Exhibit 5.1

 

[Letterhead of Richards, Layton & Finger, P.A.]

 

January 27, 2006

 

MBNA America Bank, National Association

1100 North King Street

Wilmington, Delaware 19884-0313

 

  Re: MBNA Master Credit Card Trust II

 

Ladies and Gentlemen:

 

We have acted as special Delaware counsel for MBNA America Bank, National Association, a national banking association (the “Bank”), in connection with the issuance and sale of a collateral certificate (the “Certificate”), representing an undivided beneficial interest in the MBNA Master Credit Card Trust II (the “Trust”), pursuant to a Pooling and Servicing Agreement, dated as of August 4, 1994, as amended by the First Amendment to the MBNA Master Credit Card Trust II Pooling and Servicing Agreement, dated as of March 11, 1996, by the Second Amendment to the MBNA Master Credit Card Trust II Pooling and Servicing Agreement, dated as of June 2, 1998, by the Third Amendment to the MBNA Master Credit Card Trust II Pooling and Servicing Agreement, dated as of January 10, 1999, by the Fourth Amendment to the MBNA Master Credit Card Trust II Pooling and Servicing Agreement, dated as of October 2, 2000, by the Fifth Amendment to the MBNA Master Credit Card Trust II Pooling and Servicing Agreement, dated as of March 30, 2001, by the Sixth Amendment to the MBNA Master Credit Card Trust II Pooling and Servicing Agreement, dated as of December 17, 2001, by the Seventh Amendment to the MBNA Master Credit Card Trust II Pooling and Servicing Agreement, dated as of August 1, 2002, by the Eighth Amendment to the MBNA Master Credit Card Trust II Pooling and Servicing Agreement, dated as of June 27, 2003, by the Ninth Amendment to the MBNA Master Credit Card Trust II Pooling and Servicing Agreement, dated as of September 23, 2004, and by the Tenth Amendment to the MBNA Master Credit Card Trust II Pooling and Servicing Agreement, dated as of January 27, 2006 (collectively, the “Original Pooling and Servicing Agreement”), each by and between the Bank, as Seller and Servicer, and The Bank of New York, a banking corporation organized and existing under the laws of the State of New York, as trustee (the “Trustee”), and as further amended by the Assignments (as defined on Schedule A hereto), each by and between the Bank, as Seller and Servicer, and the Trustee, and as supplemented by the Series 2001-D Supplement to the Original Pooling and Servicing Agreement, dated as of May 24, 2001, as amended by the First

MBNA America Bank, National Association

January 27, 2006

Page 2

 

Amendment to the Series 2001-D Supplement to the Original Pooling and Servicing Agreement, dated as of July 12, 2001, the Seventh Amendment to the MBNA Master Credit Card Trust II Pooling and Servicing Agreement, dated as of August 1, 2002, the Second Amendment to Series 2001-D Supplement, dated as of April 2, 2003, and the Third Amendment to Series 2001-D Supplement, dated as of December 19, 2003 (as so amended, the “Supplement”), each by and between the Bank, as Seller and Servicer, and the Trustee (the Original Pooling and Servicing Agreement as amended by the Assignments and as supplemented by the Supplement is hereinafter referred to as the “Pooling and Servicing Agreement”).
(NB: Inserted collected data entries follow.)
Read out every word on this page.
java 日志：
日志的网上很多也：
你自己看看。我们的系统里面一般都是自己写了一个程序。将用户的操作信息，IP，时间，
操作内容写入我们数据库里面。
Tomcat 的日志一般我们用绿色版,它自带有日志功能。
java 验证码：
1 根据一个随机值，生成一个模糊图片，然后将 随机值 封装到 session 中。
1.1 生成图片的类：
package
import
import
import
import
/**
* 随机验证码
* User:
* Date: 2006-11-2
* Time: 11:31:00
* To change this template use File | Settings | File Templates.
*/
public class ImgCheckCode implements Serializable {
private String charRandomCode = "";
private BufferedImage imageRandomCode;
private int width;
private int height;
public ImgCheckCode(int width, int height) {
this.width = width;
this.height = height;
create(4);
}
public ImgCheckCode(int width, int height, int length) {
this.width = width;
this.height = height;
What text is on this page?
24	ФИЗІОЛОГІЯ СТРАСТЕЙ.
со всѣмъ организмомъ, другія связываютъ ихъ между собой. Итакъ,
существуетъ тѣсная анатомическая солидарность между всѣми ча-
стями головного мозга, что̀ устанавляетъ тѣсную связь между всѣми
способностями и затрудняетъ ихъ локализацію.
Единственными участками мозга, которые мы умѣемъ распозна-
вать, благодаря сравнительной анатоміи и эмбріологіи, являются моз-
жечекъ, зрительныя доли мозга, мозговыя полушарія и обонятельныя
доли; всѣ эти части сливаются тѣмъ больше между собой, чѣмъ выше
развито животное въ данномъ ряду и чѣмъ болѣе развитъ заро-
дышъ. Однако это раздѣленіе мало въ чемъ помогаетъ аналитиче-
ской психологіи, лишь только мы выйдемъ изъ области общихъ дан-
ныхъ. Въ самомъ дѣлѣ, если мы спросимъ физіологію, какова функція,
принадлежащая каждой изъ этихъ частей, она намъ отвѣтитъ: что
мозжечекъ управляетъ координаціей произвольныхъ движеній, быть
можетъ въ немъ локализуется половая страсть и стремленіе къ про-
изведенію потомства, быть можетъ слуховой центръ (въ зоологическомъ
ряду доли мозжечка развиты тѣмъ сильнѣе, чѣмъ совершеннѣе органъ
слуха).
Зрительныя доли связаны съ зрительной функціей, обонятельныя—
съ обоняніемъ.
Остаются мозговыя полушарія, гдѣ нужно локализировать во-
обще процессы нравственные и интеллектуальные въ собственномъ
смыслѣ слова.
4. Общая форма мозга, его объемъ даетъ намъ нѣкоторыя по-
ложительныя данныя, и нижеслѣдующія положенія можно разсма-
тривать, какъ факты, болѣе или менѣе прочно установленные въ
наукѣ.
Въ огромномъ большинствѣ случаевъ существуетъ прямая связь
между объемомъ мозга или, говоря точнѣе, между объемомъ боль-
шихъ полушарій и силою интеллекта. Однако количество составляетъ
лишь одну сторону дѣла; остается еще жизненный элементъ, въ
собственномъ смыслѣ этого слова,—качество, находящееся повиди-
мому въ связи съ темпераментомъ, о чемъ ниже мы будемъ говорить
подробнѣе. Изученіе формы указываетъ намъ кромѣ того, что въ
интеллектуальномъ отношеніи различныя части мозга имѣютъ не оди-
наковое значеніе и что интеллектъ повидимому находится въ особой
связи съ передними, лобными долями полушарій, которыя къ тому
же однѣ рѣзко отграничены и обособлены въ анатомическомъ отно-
At your request, this opinion is being furnished to you.

 

We have made such inquiries and examined such documents as we have considered necessary or appropriate for purposes of giving the opinions hereinafter set forth, including the examination of executed or conformed counterparts, or copies otherwise proved to our satisfaction, of the following:

 

  (a) The Pooling and Servicing Agreement;

 

  (b) The Registration Statement on Form S-3, filed by the Bank with the Securities and Exchange Commission on January 27, 2006 (the “Registration Statement”), including a related prospectus (the “Prospectus”) and related prospectus supplement; and

 

  (c) Certificates of officers of the Bank, dated January 27, 2006.

 

We have obtained or have been furnished with, and have relied upon with respect to factual matters, such certificates, advices and assurances from public officials and others as we have deemed necessary or appropriate for purposes of this opinion.

 

With respect to all documents examined by us, we have assumed that (i) all signatures on documents examined by us are genuine, (ii) all documents submitted to us as originals are authentic, and (iii) all documents submitted to us as copies conform with the original copies of those documents.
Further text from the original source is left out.